Bowen also drew out the global literary resonances of Dickens's writing, something explored more fully in John O. Jordan's paper "Global Dickens". Jordan provides an expansive overview of the circulation and critical reception of Dickens's works across the world, an ambitious and fascinating piece of work full of many interesting suggestions for further reading.

On the subject of global circulation and mobility, I also enjoyed reading Glen O'Hara's paper on the ‘Networked World’ of the 19th - early 20th Centuries in the first Special Issue. O’Hara's discussion of networks focused on the telegraph, advocating a note of caution as to how we read nineteenth-century technological development and the global connectedness enabled by such technologies - in the age of the internet we're too quick to assume that developments were as fluid as they might seem. As with the development of transport networks of the period, the telegraph displayed uneven patterns of development and intensified national tensions. As other papers hinted at, such developments occur within a complex field of meanings and reading the Victorian “response” is never simple, often fraught with ambivalence and anxiety.
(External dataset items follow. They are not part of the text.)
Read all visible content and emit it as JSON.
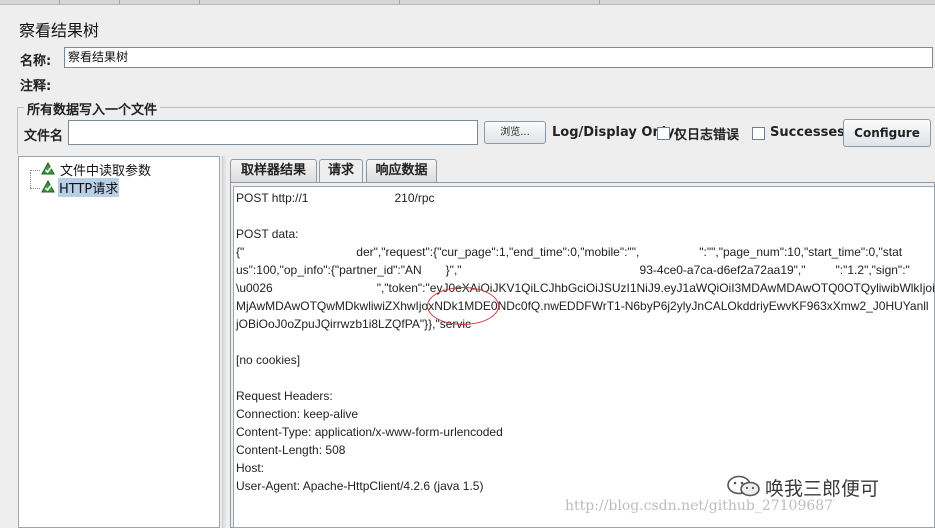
{
  "window": {
    "title": "察看结果树"
  },
  "fields": {
    "name_label": "名称:",
    "name_value": "察看结果树",
    "comment_label": "注释:",
    "comment_value": ""
  },
  "file_group": {
    "title": "所有数据写入一个文件",
    "filename_label": "文件名",
    "filename_value": "",
    "browse_button": "浏览...",
    "log_display_label": "Log/Display Only:",
    "errors_only_label": "仅日志错误",
    "errors_only_checked": false,
    "successes_label": "Successes",
    "successes_checked": false,
    "configure_button": "Configure"
  },
  "tree": {
    "items": [
      {
        "label": "文件中读取参数",
        "icon": "sampler-icon",
        "selected": false
      },
      {
        "label": "HTTP请求",
        "icon": "sampler-icon",
        "selected": true
      }
    ]
  },
  "tabs": [
    {
      "label": "取样器结果",
      "active": false
    },
    {
      "label": "请求",
      "active": true
    },
    {
      "label": "响应数据",
      "active": false
    }
  ],
  "request": {
    "line1_prefix": "POST http://1",
    "line1_suffix": "210/rpc",
    "post_data_label": "POST data:",
    "data_line1_a": "{\"",
    "data_line1_b": "der\",\"request\":{\"cur_page\":1,\"end_time\":0,\"mobile\":\"\",",
    "data_line1_c": "\":\"\",\"page_num\":10,\"start_time\":0,\"stat",
    "data_line2_a": "us\":100,\"op_info\":{\"partner_id\":\"AN",
    "data_line2_b": "}\",\"",
    "data_line2_c": "93-4ce0-a7ca-d6ef2a72aa19\",\"",
    "data_line2_d": "\":\"1.2\",\"sign\":\"",
    "data_line3_a": "\\u0026",
    "data_line3_b": "\",\"token\":\"eyJ0eXAiOiJKV1QiLCJhbGciOiJSUzI1NiJ9.eyJ1aWQiOiI3MDAwMDAwOTQ0OTQyliwibWlkIjoi",
    "data_line4": "MjAwMDAwOTQwMDkwliwiZXhwIjoxNDk1MDE0NDc0fQ.nwEDDFWrT1-N6byP6j2ylyJnCALOkddriyEwvKF963xXmw2_J0HUYanll",
    "data_line5_a": "jOBiOoJ0oZpuJQirrwzb1i8LZQfPA\"}},\"servic",
    "cookies": "[no cookies]",
    "headers_label": "Request Headers:",
    "header_connection": "Connection: keep-alive",
    "header_content_type": "Content-Type: application/x-www-form-urlencoded",
    "header_content_length": "Content-Length: 508",
    "header_host": "Host: ",
    "header_user_agent": "User-Agent: Apache-HttpClient/4.2.6 (java 1.5)"
  },
  "watermark": {
    "text": "唤我三郎便可",
    "url": "http://blog.csdn.net/github_27109687"
  },
  "colors": {
    "background": "#eeeeee",
    "selection": "#b8cfe5",
    "annotation_circle": "#d23a3a"
  }
}
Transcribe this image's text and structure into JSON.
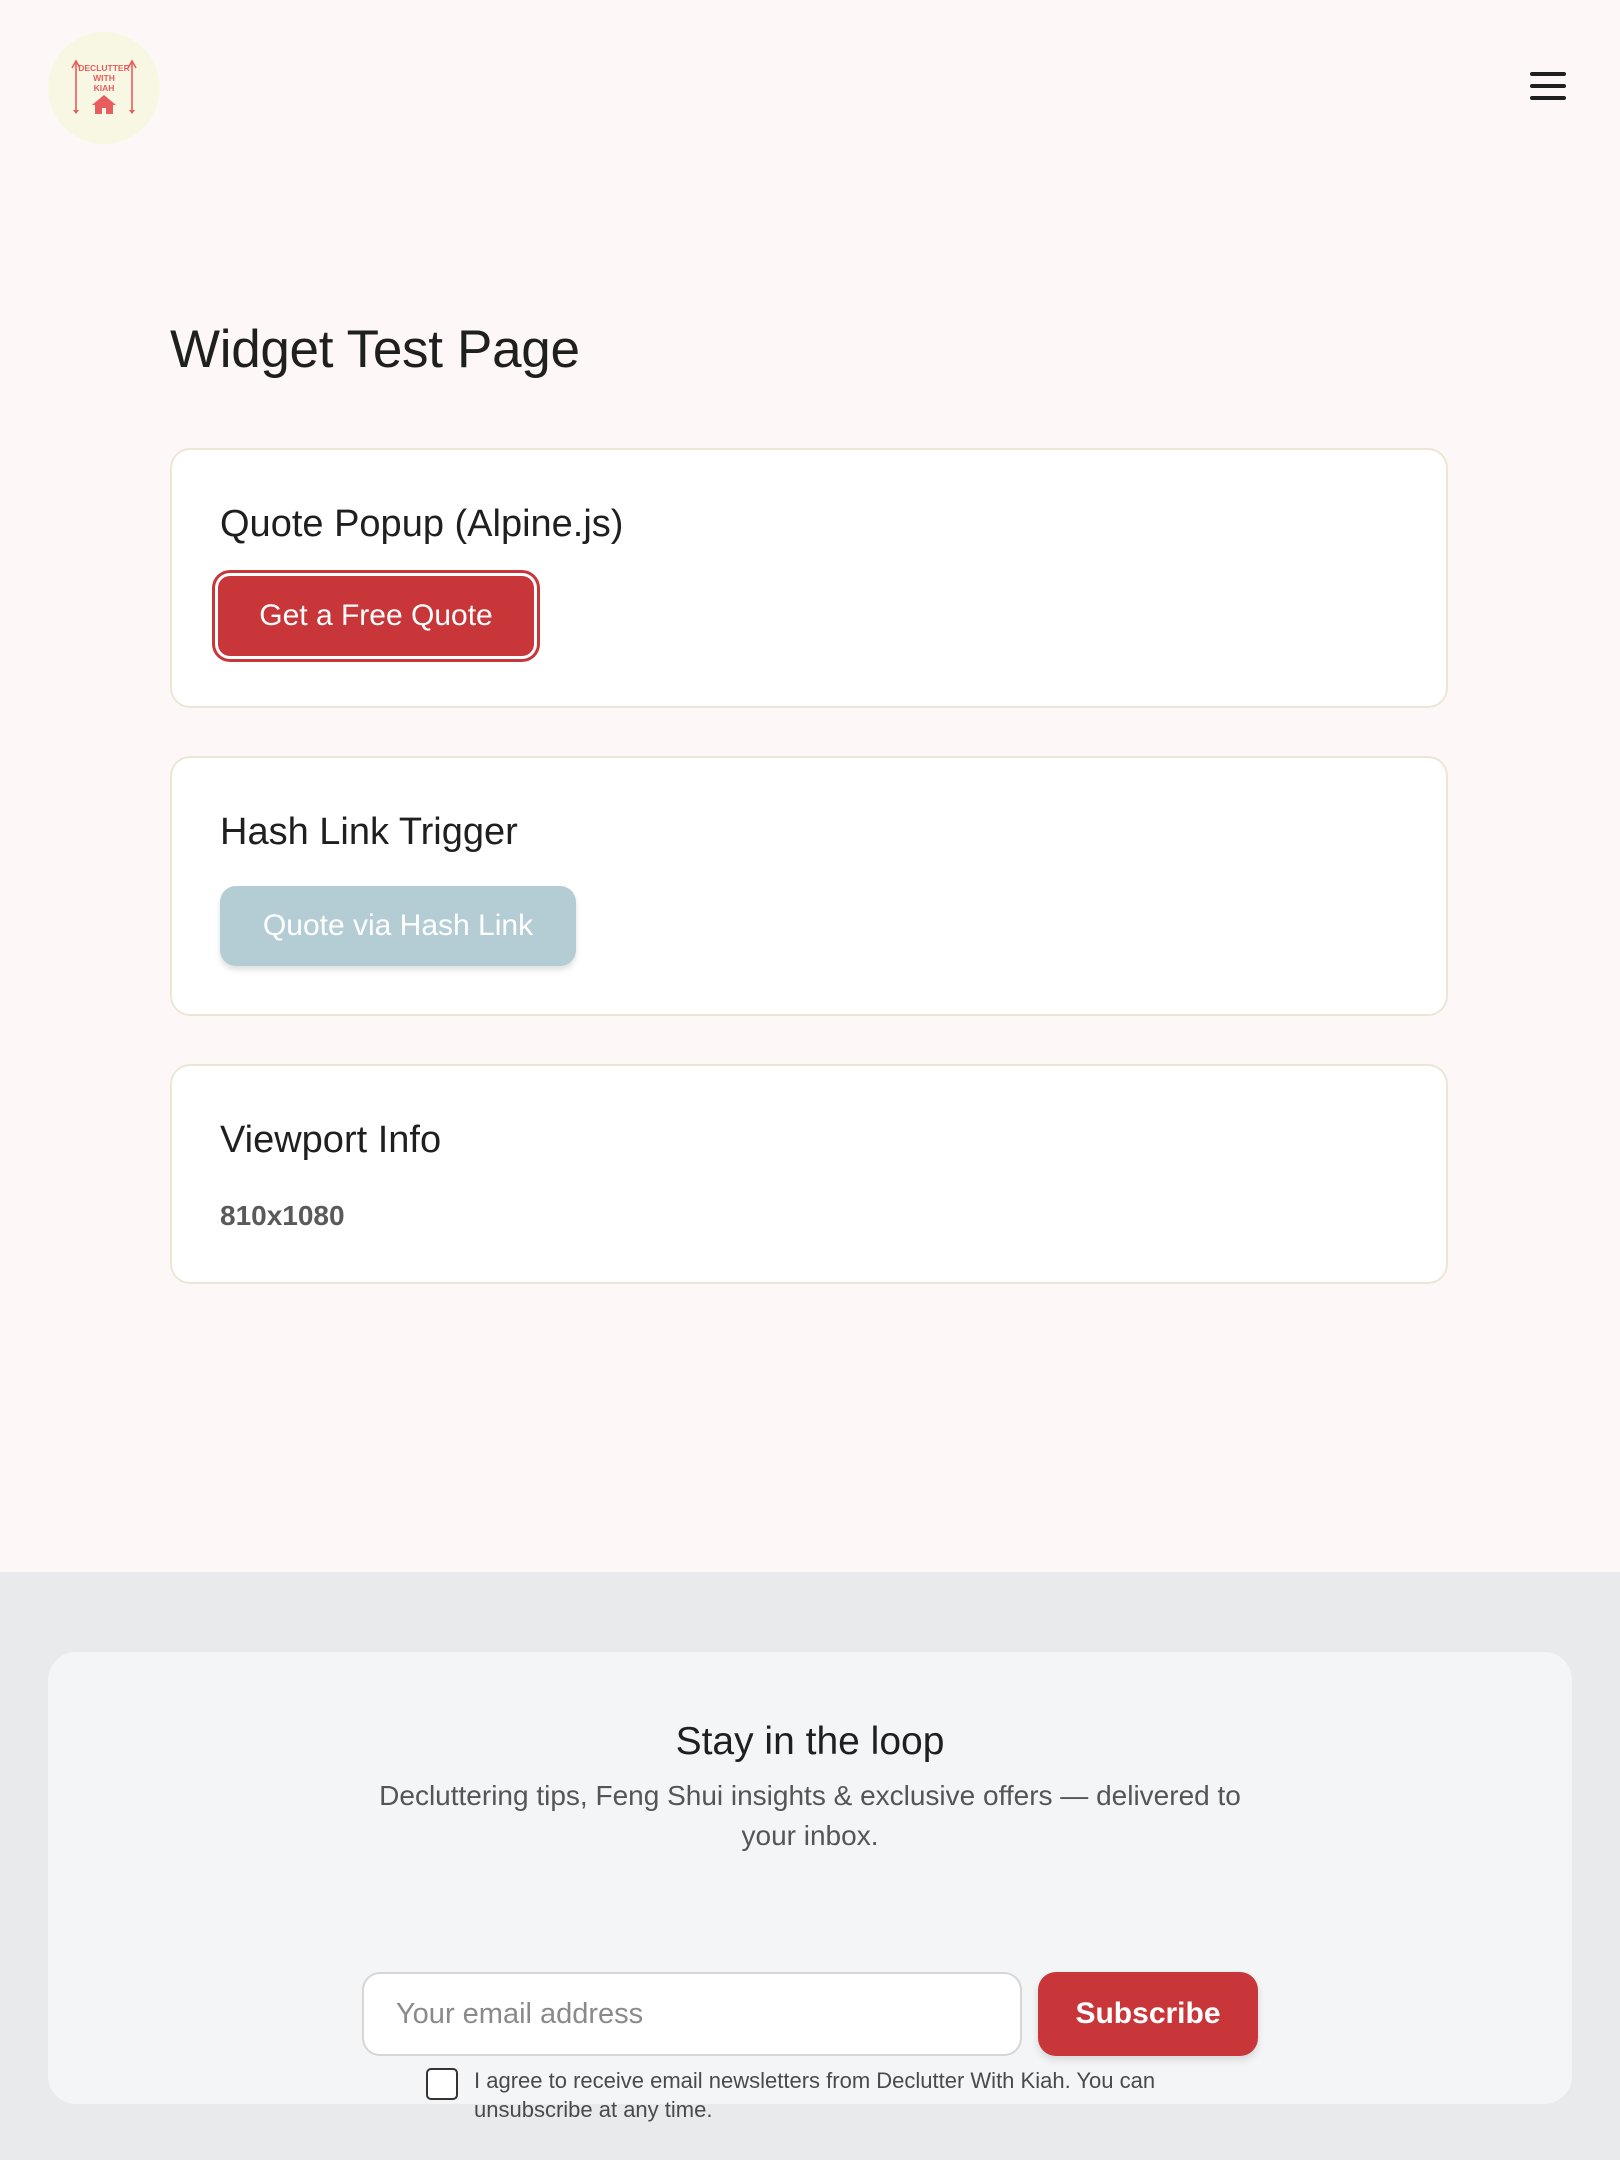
{
  "header": {
    "logo": {
      "text_lines": [
        "DECLUTTER",
        "WITH",
        "KIAH"
      ],
      "icon": "house-icon",
      "color": "#e85d5d"
    },
    "menu_icon": "hamburger-menu-icon"
  },
  "main": {
    "title": "Widget Test Page",
    "cards": [
      {
        "title": "Quote Popup (Alpine.js)",
        "button_label": "Get a Free Quote"
      },
      {
        "title": "Hash Link Trigger",
        "button_label": "Quote via Hash Link"
      },
      {
        "title": "Viewport Info",
        "value": "810x1080"
      }
    ]
  },
  "newsletter": {
    "title": "Stay in the loop",
    "description": "Decluttering tips, Feng Shui insights & exclusive offers — delivered to your inbox.",
    "email_placeholder": "Your email address",
    "email_value": "",
    "subscribe_label": "Subscribe",
    "consent_text": "I agree to receive email newsletters from Declutter With Kiah. You can unsubscribe at any time.",
    "consent_checked": false
  },
  "colors": {
    "page_background": "#fdf8f7",
    "accent_red": "#c9363a",
    "secondary_button": "#b4cdd4",
    "footer_background": "#e8eaec"
  }
}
I'm looking forward to discovering more from this conference, and reflecting more on the format of the online conference; one thing I noticed with this is that you really do create a very individual conference experience and I'm sure interpretations and perspectives differ a lot as a result, so I'll be interested to hear what others thought and to read all the comments on the conference papers. This was a timely stimulus for me, though, as I'll be getting back into lots more travel research and blogging over the coming weeks.